E chi rischia di più in questo quadro è l’Italia, col suo fardello di 2.300 miliardi di euro (131% sul Pil).

In questi giorni sta circolando una bozza di risoluzione sul Def il cui approdo a Montecitorio è previsto per il prossimo 19 giugno.

In linea con quanto aveva dichiarato il ministro Tria qualche giorno addietro sul Corriere della Sera, questo documento conterrebbe un principio di fondo: l’Italia perseguirà i suoi obiettivi programmatici «nel rispetto degli impegni europei sui saldi 2018-2019».

Tradotto: nessuna deviazione dei conti pubblici.
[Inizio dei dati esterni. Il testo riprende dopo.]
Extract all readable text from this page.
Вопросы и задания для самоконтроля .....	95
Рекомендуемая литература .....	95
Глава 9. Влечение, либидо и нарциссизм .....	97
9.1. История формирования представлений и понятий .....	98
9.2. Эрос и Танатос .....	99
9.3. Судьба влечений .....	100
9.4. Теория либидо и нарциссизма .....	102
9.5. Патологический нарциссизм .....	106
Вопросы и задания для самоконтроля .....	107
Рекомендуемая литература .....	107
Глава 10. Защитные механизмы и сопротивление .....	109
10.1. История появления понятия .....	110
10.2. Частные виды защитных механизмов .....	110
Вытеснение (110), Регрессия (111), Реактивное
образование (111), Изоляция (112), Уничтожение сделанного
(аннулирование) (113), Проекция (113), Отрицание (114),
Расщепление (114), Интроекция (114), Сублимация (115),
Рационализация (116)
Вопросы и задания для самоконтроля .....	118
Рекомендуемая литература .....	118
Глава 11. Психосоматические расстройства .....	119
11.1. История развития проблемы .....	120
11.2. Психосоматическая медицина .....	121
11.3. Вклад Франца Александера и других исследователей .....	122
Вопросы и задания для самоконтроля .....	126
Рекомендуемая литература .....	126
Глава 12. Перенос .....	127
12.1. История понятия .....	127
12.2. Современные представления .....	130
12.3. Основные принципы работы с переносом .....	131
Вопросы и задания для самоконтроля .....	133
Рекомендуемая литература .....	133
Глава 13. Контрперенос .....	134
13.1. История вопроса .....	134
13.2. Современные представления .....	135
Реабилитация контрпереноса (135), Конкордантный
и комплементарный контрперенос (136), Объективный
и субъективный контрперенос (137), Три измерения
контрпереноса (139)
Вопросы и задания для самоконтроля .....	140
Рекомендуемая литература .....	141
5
Salvo accennare ad un nuovo quadro di finanza pubblica «in tempi rapidi», che, al momento, rimane un oggetto misterioso.

C’è l’impegno a sterilizzare le «clausole di salvaguardia», una manovra da 12,4 miliardi di euro. Dove prenderanno i soldi per non far scattare, a partire dal prossimo 1° gennaio, l’aumento dell’Iva dal 22% al 24,2%? C’è chi parla di condoni (la chiamano «pace fiscale») e di, immancabili, «tagli alle spese», chi di maggiore deficit (ma questo contraddirebbe l’impegno «sui saldi 2018-2019»).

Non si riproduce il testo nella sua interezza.